As you've probably heard, tonight's presidential debate was canceled. So here's everything you need to know about why there won't be a virtual showdown, how you can still hear from the candidates, and the status of the third and final debate.
What Happened to the Second Debate?
After the first presidential debate, news broke that Trump tested positive for COVID-19. Though he claimed there's nothing to fear, the pandemic has already cost more than 215,000 Americans their lives and is already impacting the election. Because Trump tested positive, the Commission on Presidential Debates announced the second debate, which was supposed to be a town hall, would be virtual. Trump then refused to partake in the virtual format and tried to push the commission to hold an in-person event once his doctor gave him the go-ahead. For safety reasons, the commission stated they would not reverse their decision. Because Trump maintained his stance that he wouldn't participate in a virtual debate, the second one is officially canceled.
What Will Replace the Debate?
As soon as Trump turned down the virtual debate, Biden scheduled his own town hall that will air on ABC News at 8 p.m. EST on Thursday and be moderated by George Stephanopoulos. At the time, Andrew Bates, a Biden spokesperson, said:
"Vice President Biden looks forward to making his case to the American people about how to overcome this pandemic, restore American leadership and our alliances in the world, and bring the American people together. It's shameful that Donald Trump ducked the only debate in which the voters get to ask the questions—but it's no surprise."
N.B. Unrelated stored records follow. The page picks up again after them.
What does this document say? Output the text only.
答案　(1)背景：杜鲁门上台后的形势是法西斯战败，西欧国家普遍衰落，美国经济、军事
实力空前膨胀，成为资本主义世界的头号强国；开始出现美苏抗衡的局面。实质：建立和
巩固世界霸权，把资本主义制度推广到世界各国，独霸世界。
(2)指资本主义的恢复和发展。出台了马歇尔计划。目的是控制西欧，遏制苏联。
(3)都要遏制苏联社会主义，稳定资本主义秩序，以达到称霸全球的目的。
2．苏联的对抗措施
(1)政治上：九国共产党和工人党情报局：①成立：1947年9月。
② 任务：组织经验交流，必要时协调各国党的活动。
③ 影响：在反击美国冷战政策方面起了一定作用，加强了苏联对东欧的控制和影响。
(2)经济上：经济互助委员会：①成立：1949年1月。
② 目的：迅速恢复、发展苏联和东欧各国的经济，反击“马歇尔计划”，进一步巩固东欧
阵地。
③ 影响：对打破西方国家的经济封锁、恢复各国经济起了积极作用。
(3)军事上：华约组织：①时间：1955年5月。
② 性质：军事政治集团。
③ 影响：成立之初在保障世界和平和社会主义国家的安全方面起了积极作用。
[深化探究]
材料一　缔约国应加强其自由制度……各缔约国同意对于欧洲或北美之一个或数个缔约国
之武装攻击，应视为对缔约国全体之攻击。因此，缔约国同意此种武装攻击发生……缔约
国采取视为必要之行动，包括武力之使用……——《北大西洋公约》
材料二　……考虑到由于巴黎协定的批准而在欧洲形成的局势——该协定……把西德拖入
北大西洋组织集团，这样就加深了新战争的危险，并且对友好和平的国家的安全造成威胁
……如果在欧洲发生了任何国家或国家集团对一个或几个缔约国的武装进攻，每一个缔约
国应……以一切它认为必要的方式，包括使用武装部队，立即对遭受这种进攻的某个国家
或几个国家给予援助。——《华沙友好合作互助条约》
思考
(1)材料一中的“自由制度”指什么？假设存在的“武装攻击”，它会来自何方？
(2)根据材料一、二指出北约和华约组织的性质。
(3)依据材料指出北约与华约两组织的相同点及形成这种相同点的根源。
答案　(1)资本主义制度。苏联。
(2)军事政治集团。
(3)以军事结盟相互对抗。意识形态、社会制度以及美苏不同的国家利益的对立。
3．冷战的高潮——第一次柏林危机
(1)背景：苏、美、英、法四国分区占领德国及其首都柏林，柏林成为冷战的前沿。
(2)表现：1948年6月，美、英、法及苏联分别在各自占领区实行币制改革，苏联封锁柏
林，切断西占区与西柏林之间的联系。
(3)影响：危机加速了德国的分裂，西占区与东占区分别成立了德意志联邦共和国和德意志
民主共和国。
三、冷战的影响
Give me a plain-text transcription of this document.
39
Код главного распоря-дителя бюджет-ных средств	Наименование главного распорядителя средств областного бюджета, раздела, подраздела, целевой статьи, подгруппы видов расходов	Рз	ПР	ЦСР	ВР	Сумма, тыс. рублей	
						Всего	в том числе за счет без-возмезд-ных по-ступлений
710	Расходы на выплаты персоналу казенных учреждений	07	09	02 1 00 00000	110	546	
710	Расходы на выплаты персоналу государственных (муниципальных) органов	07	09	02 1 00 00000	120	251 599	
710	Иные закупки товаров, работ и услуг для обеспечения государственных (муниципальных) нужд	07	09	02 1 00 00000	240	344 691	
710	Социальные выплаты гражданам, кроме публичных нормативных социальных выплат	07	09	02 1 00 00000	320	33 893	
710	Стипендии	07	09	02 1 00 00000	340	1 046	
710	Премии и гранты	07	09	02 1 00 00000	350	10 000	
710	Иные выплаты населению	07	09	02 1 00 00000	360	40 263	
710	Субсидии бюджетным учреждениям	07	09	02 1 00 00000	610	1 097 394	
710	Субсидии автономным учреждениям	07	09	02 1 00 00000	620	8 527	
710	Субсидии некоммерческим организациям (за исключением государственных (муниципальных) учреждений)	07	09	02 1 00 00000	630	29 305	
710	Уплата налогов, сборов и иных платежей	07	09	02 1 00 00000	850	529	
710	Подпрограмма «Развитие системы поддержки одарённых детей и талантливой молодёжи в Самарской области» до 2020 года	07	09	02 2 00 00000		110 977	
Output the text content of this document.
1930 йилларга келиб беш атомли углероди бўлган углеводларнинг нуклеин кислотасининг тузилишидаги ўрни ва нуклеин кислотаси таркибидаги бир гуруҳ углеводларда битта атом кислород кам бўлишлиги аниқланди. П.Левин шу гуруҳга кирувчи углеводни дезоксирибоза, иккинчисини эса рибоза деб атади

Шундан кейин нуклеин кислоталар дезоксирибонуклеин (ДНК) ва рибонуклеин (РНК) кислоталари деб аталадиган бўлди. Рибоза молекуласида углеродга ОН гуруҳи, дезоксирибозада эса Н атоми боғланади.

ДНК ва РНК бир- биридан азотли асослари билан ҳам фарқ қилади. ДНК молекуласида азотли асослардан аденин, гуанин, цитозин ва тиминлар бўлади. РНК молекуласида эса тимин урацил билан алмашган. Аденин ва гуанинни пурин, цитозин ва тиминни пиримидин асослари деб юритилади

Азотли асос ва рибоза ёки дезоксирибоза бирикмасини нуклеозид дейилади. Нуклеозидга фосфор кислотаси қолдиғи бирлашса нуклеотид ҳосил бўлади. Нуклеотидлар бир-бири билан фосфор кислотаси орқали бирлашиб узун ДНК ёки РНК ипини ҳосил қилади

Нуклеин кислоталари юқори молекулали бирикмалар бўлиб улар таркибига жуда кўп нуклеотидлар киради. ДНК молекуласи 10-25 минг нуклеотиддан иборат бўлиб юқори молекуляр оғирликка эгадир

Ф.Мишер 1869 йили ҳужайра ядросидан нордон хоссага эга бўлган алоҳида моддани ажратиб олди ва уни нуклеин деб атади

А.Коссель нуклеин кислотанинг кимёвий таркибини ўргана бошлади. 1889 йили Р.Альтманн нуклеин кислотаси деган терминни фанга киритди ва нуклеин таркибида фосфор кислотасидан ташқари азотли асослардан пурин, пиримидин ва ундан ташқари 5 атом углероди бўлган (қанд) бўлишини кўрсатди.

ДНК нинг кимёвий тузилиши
In response, Trump's campaign sought to push back the remaining two debates in hopes he would be able to debate in person despite his coronavirus diagnosis. According to CNN, Biden's team blocked that proposal, stating, "Donald Trump doesn't make the debate schedule."
Now, Trump will host his own town hall with NBC on Thursday night with Today show co-host Savannah Guthrie as the moderator. This will take place at the same time as Biden's previously scheduled event.
Of course, having two separate town halls poses a unique issue for voters—especially those who still haven't decided who to support. Instead of seeing both candidates interact and make their case in one TV slot, voters will have to toggle between different networks (if Trump's slot is confirmed, that is) to hear what each candidate is saying. This could result in missing key points during both town halls. (If you need to know where each candidate stands on major issues, The Washington Post has a helpful guide, as does Ballotpedia.)
What About the Last Debate?
As of now, the third and final debate is still scheduled to take place on October 22 in Nashville, Tennessee. Of course, as we've seen, that is subject to change.